Thursday, October 14, 2010

The Doorbell Rang

What I try to do with reviews at this Bookshelf blog is keep it simple and spoiler-free, and let you know whether I'd recommend you pick up a copy of what I just read. Seems to work okay. This time, a brief review of The Doorbell Rang (Viking, 1965).



I had been waiting for this novel since I sat down with the first, Fer-de-Lance, in August of last year, and it created one set of disappointments while really knocking me on my backside at the same time.
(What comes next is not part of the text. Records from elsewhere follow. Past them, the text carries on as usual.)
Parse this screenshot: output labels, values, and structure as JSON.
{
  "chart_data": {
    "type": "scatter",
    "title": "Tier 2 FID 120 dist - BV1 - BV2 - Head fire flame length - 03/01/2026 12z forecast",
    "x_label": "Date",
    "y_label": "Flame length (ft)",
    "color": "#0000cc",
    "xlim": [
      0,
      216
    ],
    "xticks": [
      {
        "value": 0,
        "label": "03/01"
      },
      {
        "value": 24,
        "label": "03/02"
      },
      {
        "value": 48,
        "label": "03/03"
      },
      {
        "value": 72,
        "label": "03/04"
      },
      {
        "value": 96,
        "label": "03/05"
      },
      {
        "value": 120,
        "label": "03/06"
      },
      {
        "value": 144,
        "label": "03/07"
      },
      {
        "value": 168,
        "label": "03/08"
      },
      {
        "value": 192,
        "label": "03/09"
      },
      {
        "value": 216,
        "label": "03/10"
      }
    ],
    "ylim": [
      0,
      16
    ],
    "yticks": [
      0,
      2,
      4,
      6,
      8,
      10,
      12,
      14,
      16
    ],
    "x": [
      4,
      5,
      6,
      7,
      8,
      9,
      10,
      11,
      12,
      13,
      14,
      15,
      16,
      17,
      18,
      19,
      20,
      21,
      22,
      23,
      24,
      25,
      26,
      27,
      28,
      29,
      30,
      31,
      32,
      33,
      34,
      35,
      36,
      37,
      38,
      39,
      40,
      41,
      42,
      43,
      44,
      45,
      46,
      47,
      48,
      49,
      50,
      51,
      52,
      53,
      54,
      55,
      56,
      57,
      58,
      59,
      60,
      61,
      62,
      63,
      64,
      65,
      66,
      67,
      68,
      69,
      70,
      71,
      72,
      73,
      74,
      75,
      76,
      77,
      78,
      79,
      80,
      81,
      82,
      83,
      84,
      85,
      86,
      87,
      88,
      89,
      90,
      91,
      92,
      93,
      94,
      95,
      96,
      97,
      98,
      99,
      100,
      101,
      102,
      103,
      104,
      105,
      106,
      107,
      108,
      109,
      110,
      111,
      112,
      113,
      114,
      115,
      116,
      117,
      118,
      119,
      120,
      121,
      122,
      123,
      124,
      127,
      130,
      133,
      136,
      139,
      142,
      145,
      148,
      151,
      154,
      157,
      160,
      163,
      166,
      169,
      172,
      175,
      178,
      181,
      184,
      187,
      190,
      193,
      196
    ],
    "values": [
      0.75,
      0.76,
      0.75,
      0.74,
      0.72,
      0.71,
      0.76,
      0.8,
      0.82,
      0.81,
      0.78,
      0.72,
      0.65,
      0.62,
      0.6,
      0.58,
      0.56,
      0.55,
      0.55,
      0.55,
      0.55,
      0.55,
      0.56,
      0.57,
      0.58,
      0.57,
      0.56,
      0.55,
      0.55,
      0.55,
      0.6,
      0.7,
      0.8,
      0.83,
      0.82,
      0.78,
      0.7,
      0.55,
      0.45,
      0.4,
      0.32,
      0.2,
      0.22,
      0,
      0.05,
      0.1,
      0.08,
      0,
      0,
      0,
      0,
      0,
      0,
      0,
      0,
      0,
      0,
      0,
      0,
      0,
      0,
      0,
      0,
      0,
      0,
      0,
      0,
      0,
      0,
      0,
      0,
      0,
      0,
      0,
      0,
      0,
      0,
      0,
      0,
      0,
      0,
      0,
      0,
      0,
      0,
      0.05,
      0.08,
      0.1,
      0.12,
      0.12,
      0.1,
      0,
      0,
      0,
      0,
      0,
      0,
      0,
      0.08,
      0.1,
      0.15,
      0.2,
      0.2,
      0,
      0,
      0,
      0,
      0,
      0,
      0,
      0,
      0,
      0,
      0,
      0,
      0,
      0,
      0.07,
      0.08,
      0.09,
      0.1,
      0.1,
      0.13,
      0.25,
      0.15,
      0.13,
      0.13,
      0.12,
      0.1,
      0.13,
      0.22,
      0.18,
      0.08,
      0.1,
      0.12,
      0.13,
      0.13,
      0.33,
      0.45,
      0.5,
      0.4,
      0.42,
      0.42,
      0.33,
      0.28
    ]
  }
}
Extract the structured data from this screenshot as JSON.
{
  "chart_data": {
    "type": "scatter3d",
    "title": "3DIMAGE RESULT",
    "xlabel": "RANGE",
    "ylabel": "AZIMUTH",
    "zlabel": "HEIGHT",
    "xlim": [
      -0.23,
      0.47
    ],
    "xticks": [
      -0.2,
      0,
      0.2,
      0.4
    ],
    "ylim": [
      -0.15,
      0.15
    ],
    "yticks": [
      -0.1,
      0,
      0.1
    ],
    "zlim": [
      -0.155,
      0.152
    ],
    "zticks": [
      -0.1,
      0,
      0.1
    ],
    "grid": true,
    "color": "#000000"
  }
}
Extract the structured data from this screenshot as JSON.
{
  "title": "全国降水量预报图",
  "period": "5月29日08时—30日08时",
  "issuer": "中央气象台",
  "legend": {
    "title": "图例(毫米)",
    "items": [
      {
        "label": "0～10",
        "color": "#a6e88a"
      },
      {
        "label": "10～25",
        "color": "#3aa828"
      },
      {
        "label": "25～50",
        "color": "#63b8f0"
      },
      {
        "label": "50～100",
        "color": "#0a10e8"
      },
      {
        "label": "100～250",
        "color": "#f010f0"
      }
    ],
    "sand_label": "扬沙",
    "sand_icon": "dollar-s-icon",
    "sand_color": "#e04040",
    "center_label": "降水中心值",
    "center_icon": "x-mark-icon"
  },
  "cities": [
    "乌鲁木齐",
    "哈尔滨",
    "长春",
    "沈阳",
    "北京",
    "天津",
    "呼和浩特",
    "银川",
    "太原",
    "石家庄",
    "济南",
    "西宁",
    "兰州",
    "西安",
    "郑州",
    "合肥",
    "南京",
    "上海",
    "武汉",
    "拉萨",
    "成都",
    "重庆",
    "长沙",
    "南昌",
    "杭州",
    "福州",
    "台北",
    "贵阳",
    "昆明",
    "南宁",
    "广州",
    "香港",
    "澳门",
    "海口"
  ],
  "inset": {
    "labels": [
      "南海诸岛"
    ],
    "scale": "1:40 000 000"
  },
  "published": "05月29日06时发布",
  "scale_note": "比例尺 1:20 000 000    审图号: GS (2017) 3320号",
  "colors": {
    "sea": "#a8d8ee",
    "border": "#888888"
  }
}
This story was actually my first exposure to Nero Wolfe - my wife and I watched the A&E adaptation of this and a couple of other stories - I think just Champagne for One and Prisoner's Base - before she decided against the Netflix subscription and I started reading the books.

The problem - and I want to clarify up front that the book itself doesn't have a problem at all - is that the TV series is set in sort of a nebulous, nostalgic, bright n' shiny postwar period. It wasn't designed anywhere nearly as well as Mad Men; it just sort of evoked a sunny, Eisenhower America. But the book was written in a dark, LBJ period. I'd love to study more about the way that noir literature, as well as Kennedy's assassination, started influencing all of the popular media of the day. What's unshakable is this: The Doorbell Rang, with its paranoid, tense distrust of the FBI and the government, comes from the same place as television's Route 66 and The Fugitive, and the TV adaptation doesn't reflect that at all.

I think you can trace the way Stout was being influenced by the nation's darker tone throughout his books in this period. In the previous novel, Archie's visits to the much smaller towns of Racine and Evansville take the focus out of the shiny New York City and occasional jaunts to nearby, upstate communities, in much the same way that television, particularly those two shows above, started exploring the breadth of our country for the first time. When you add the darker mood of the period to stories that move a little more freely outside the confines of the series' traditional venues, and then mix in some much meaner and bleaker stories - the ongoing narrative and bodycount of The Mother Hunt, the unforgettable climax of Gambit - any adaptation just cries out for a black and white presentation and a CBS logo. This book is as 1964 as fiction gets.

When I did my customary, cursory "research" after finishing this novel, I was pleasantly surprised to learn that Stout's anti-government, anti-FBI stance had cost him one celebrated reader. Actor John Wayne, a noted conservative, sent Stout a curt "goodbye" after reading an abridged version of the novel in the anthology magazine Argosy. Wayne should have stuck around another forty years. These days, the way the right pillories the government, Wayne would have renewed his Argosy subscription and sent Stout flowers.